Thorup's algorithm for single source shortest path for undirected graph has the time complexity O(m), lower than Dijkstra.

Basic ideas are the following. (Sorry, I didn't try implementing it yet, so I might miss some minor details. And the original paper is paywalled so I tried to reconstruct it from other sources referencing it. Please remove this comment if you could verify.)

- There are ways to find the spanning tree in O(m) (not described here). You need to "grow" the spanning tree from the shortest edge to the longest, and it would be a forest with several connected components before fully grown.
- Select an integer b (b>=2) and only consider the spanning forests with length limit b^k. Merge the components which are exactly the same but with different k, and call the minimum k the level of the component. Then logically make components into a tree. u is the parent of v iff u is the smallest component distinct from v that fully contains v. The root is the whole graph and the leaves are single vertices in the original graph (with the level of negative infinity). The tree still has only O(n) nodes.

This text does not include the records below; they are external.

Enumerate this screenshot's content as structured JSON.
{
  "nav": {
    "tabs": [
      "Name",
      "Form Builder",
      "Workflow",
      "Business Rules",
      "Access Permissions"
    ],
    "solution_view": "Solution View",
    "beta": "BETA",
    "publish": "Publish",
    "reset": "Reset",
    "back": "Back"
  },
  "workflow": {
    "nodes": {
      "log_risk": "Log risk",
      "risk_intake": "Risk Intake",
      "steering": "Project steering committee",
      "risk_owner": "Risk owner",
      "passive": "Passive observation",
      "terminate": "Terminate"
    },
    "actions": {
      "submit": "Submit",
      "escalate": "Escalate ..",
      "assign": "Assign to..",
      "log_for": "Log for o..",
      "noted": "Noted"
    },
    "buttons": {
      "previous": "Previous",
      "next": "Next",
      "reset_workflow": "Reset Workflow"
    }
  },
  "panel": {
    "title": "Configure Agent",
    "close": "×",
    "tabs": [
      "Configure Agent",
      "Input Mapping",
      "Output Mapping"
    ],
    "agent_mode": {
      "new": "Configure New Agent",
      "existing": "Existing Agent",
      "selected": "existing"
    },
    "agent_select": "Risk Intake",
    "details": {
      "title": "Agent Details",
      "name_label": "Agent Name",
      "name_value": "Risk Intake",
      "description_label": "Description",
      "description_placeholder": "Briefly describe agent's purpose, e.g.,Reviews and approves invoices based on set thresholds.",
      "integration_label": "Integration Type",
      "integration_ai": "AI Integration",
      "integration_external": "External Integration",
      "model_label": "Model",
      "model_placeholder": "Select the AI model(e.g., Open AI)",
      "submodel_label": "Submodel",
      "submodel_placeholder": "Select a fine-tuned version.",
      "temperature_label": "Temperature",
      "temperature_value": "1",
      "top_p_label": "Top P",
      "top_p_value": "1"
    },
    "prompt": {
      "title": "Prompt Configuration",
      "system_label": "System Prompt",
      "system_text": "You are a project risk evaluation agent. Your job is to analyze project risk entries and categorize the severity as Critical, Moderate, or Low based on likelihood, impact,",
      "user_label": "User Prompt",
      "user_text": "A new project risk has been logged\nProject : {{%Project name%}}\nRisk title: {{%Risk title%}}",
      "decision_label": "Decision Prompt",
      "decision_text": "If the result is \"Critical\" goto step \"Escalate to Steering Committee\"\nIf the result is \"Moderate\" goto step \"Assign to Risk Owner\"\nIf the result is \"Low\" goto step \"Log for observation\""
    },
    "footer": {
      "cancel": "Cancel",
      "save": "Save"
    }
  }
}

- Maintain the distance of each component to the source (like in Dijkstra's algorithm). The distance of a component with more than one vertices is the minimum distance of its unexpanded children. Set the distance of the source vertex to 0 and update the ancestors accordingly.

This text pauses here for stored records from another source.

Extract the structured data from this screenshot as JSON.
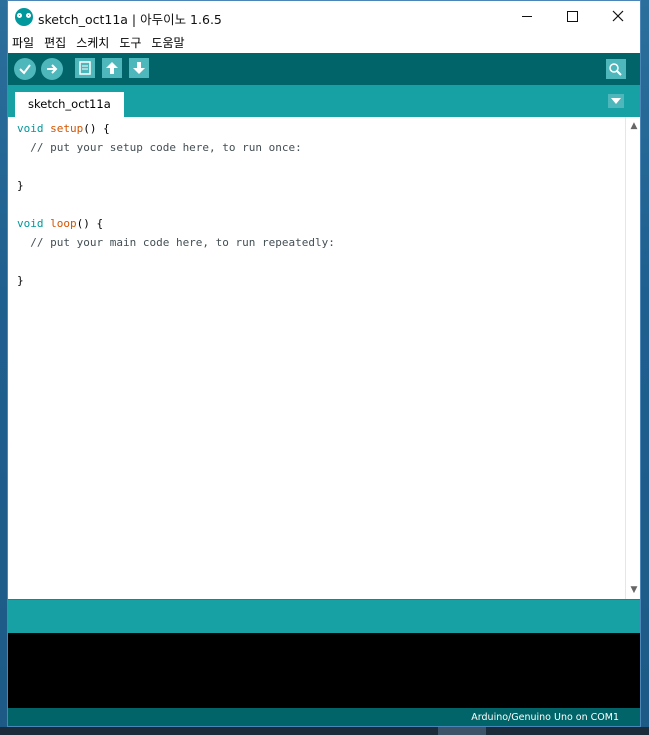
{
  "window": {
    "title": "sketch_oct11a | 아두이노 1.6.5",
    "controls": {
      "minimize": "minimize",
      "maximize": "maximize",
      "close": "close"
    }
  },
  "menu": {
    "items": [
      {
        "label": "파일"
      },
      {
        "label": "편집"
      },
      {
        "label": "스케치"
      },
      {
        "label": "도구"
      },
      {
        "label": "도움말"
      }
    ]
  },
  "toolbar": {
    "buttons": [
      {
        "name": "verify",
        "icon": "checkmark-icon"
      },
      {
        "name": "upload",
        "icon": "arrow-right-icon"
      },
      {
        "name": "new",
        "icon": "document-icon"
      },
      {
        "name": "open",
        "icon": "arrow-up-icon"
      },
      {
        "name": "save",
        "icon": "arrow-down-icon"
      }
    ],
    "serial_monitor_icon": "magnifier-icon"
  },
  "tabs": [
    {
      "label": "sketch_oct11a",
      "active": true
    }
  ],
  "editor": {
    "lines": [
      "void setup() {",
      "  // put your setup code here, to run once:",
      "",
      "}",
      "",
      "void loop() {",
      "  // put your main code here, to run repeatedly:",
      "",
      "}"
    ]
  },
  "status": {
    "board": "Arduino/Genuino Uno on COM1"
  },
  "colors": {
    "toolbar": "#006468",
    "tabbar": "#17a1a5",
    "button": "#4db7bb",
    "keyword": "#00979c",
    "function": "#d35400"
  }
}
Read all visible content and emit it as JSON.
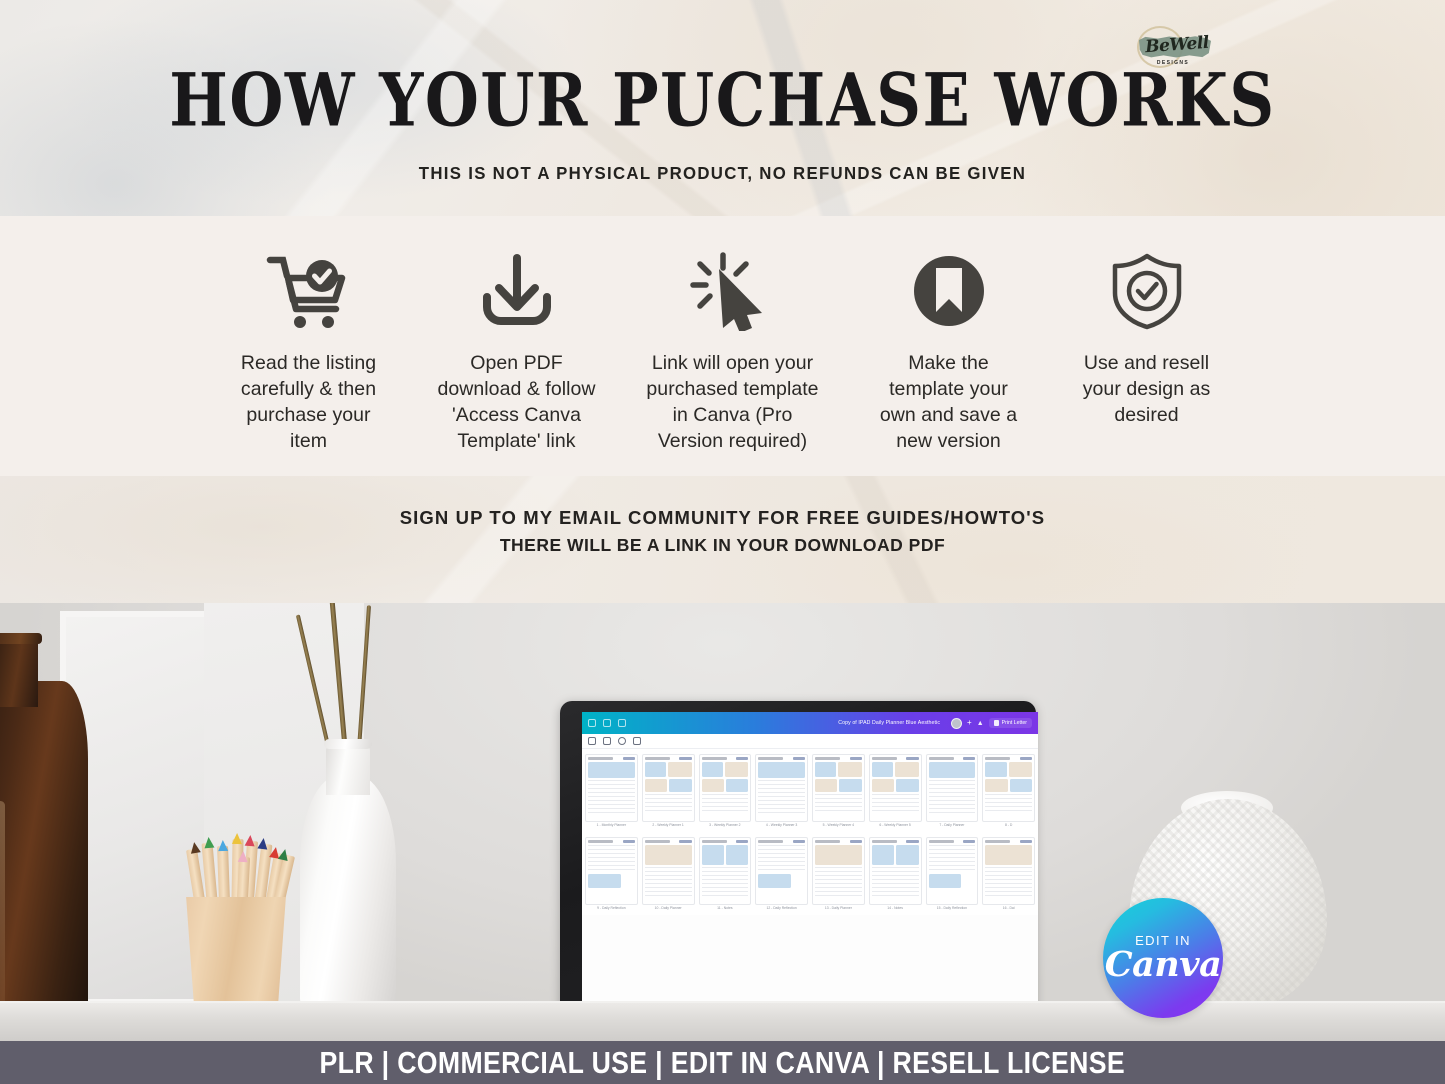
{
  "header": {
    "title": "HOW YOUR PUCHASE WORKS",
    "subtitle": "THIS IS NOT A PHYSICAL PRODUCT, NO REFUNDS CAN BE GIVEN",
    "logo": {
      "script": "BeWell",
      "sub": "DESIGNS"
    }
  },
  "steps": [
    {
      "icon": "cart-check-icon",
      "caption": "Read the listing carefully & then purchase your item"
    },
    {
      "icon": "download-icon",
      "caption": "Open PDF download & follow 'Access Canva Template' link"
    },
    {
      "icon": "click-cursor-icon",
      "caption": "Link will open your purchased template in Canva (Pro Version required)"
    },
    {
      "icon": "bookmark-circle-icon",
      "caption": "Make the template your own and save a new version"
    },
    {
      "icon": "shield-check-icon",
      "caption": "Use and resell your design as desired"
    }
  ],
  "email": {
    "line1": "SIGN UP TO MY EMAIL COMMUNITY FOR FREE GUIDES/HOWTO'S",
    "line2": "THERE WILL BE A LINK IN YOUR DOWNLOAD PDF"
  },
  "laptop": {
    "doc_title": "Copy of IPAD Daily Planner Blue Aesthetic",
    "print_button": "Print Letter",
    "pages_row1": [
      "1 - Monthly Planner",
      "2 - Weekly Planner 1",
      "3 - Weekly Planner 2",
      "4 - Weekly Planner 3",
      "5 - Weekly Planner 4",
      "6 - Weekly Planner 5",
      "7 - Daily Planner",
      "8 - D"
    ],
    "pages_row2": [
      "9 - Daily Reflection",
      "10 - Daily Planner",
      "11 - Notes",
      "12 - Daily Reflection",
      "13 - Daily Planner",
      "14 - Notes",
      "15 - Daily Reflection",
      "16 - Dai"
    ]
  },
  "badge": {
    "line1": "EDIT IN",
    "line2": "Canva"
  },
  "footer": {
    "text": "PLR | COMMERCIAL USE | EDIT IN CANVA | RESELL LICENSE"
  },
  "colors": {
    "paper": "#efe9e2",
    "strip": "#f4efeb",
    "ink": "#2b2926",
    "footer_bar": "#605e6b",
    "logo_green": "#7d9485",
    "canva_teal": "#15d3d8",
    "canva_purple": "#8d2ff2"
  }
}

- Consider the distances in base b. When visiting a node in level k the first time, put its children into buckets shared by all nodes of level k (as in bucket sort, replacing the heap in Dijkstra's algorithm) by the digit k and higher of its distance. Each time visiting a node, consider only its first b buckets, visit and remove each of them, update the distance of the current node, and relink the current node to its own parent using the new distance and wait for the next visit for the following buckets.
- When a leaf is visited, the current distance is the final distance of the vertex. Expand all edges from it in the original graph and update the distances accordingly.

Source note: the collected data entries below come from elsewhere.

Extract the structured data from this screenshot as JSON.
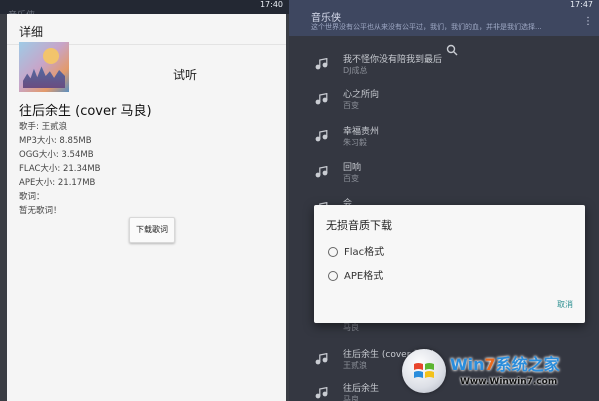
{
  "left_screen": {
    "status_time": "17:40",
    "dim_app_title": "音乐侠",
    "panel_title": "详细",
    "trial_label": "试听",
    "song_title": "往后余生 (cover 马良)",
    "info_lines": [
      "歌手: 王贰浪",
      "MP3大小: 8.85MB",
      "OGG大小: 3.54MB",
      "FLAC大小: 21.34MB",
      "APE大小: 21.17MB",
      "歌词：",
      "暂无歌词！"
    ],
    "download_lyrics_label": "下载歌词"
  },
  "right_screen": {
    "status_time": "17:47",
    "app_title": "音乐侠",
    "app_subtitle": "这个世界没有公平也从来没有公平过，我们，我们的血，并非是我们选择...",
    "menu_icon": "more-vert-icon",
    "search_icon": "search-icon",
    "songs": [
      {
        "title": "我不怪你没有陪我到最后",
        "artist": "DJ成总"
      },
      {
        "title": "心之所向",
        "artist": "百变"
      },
      {
        "title": "幸福责州",
        "artist": "朱习毅"
      },
      {
        "title": "回响",
        "artist": "百变"
      },
      {
        "title": "会",
        "artist": ""
      },
      {
        "title": "",
        "artist": ""
      },
      {
        "title": "",
        "artist": ""
      },
      {
        "title": "",
        "artist": "马良"
      },
      {
        "title": "往后余生 (cover 马良)",
        "artist": "王贰浪"
      },
      {
        "title": "往后余生",
        "artist": "马良"
      }
    ]
  },
  "dialog": {
    "title": "无损音质下载",
    "options": [
      "Flac格式",
      "APE格式"
    ],
    "cancel_label": "取消"
  },
  "watermark": {
    "brand_prefix": "Win",
    "brand_seven": "7",
    "brand_suffix": "系统之家",
    "url": "Www.Winwin7.com"
  },
  "colors": {
    "accent": "#2b8f90",
    "app_bar": "#3e4760",
    "panel_bg": "#f5f5f5"
  }
}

- Visit the root node (whole graph) repeatedly until the destination is reached.

It is based on the fact that, there isn't an edge with length less than l between two connected components of the spanning forest with length limitation l, so, starting at distance x, you could focus only on one connected component until you reach the distance x + l. You'll visit some vertices before vertices with shorter distance are all visited, but that doesn't matter because it is known there won't be a shorter path to here from those vertices. Other parts work like the bucket sort / MSD radix sort, and of course, it requires the O(m) spanning tree.